With Schlegel's experiences Nicastro said it made sense for her to be at the top. "OEM is a management coordination agency. We're not the ones out there fighting the fires or saving people's lives," he said. "Having a manager who has experience running a municipality of this size, it's no different than running any other operation."
Mayor Bill Gotto also said he believed the move would be beneficial for the township. "We're just pulling the talent of the administrative staff and the resources of the manger's office to be able to get back to the function of what OEM really should be and do a better job," he said.
The changes in OEM came just before the council voted to restructure the operations of the Howell Fire Bureau and Gotto said that the two changes are part of what has been a larger process. "Every department in this town has been reviewed and looked at and asked if there's a better way of doing things," he said. "When there's times that we realize that there's better ways to do things and 30 years of history don't adequately address the needs of the citizens today or might not be the correct way of doing things, we have changed them every single time."

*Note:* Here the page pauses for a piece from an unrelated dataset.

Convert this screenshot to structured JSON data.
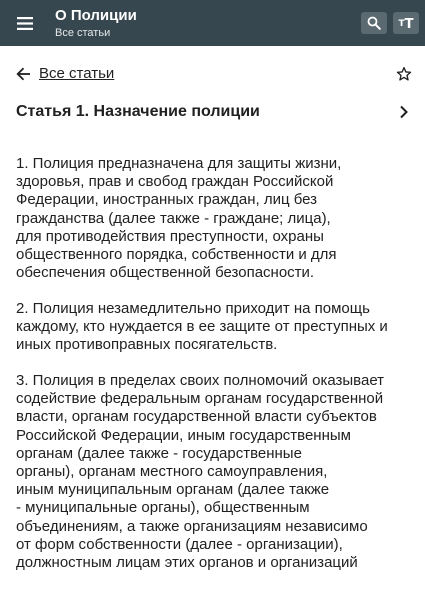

Mayor Gotto said Nicastro's role as liaison will be to assist in situations rather than "directing resources," calling him the "planning section chief." He added, "He's the guy that's going to make sure the plans are there, updated, correct, and that when we have an issue that book comes off the shelf and the plan gets executed."
Nicastro said the council is also hoping to encourage more volunteers to help out with the OEM during emergency situations. "We realize government isn't going to be able to help us in major crises and we have to help ourselves," he said. That can be anything from sharing information door to door or cooking meals for other volunteers, he said. "That's one of the things we're hoping for, to get more people involved."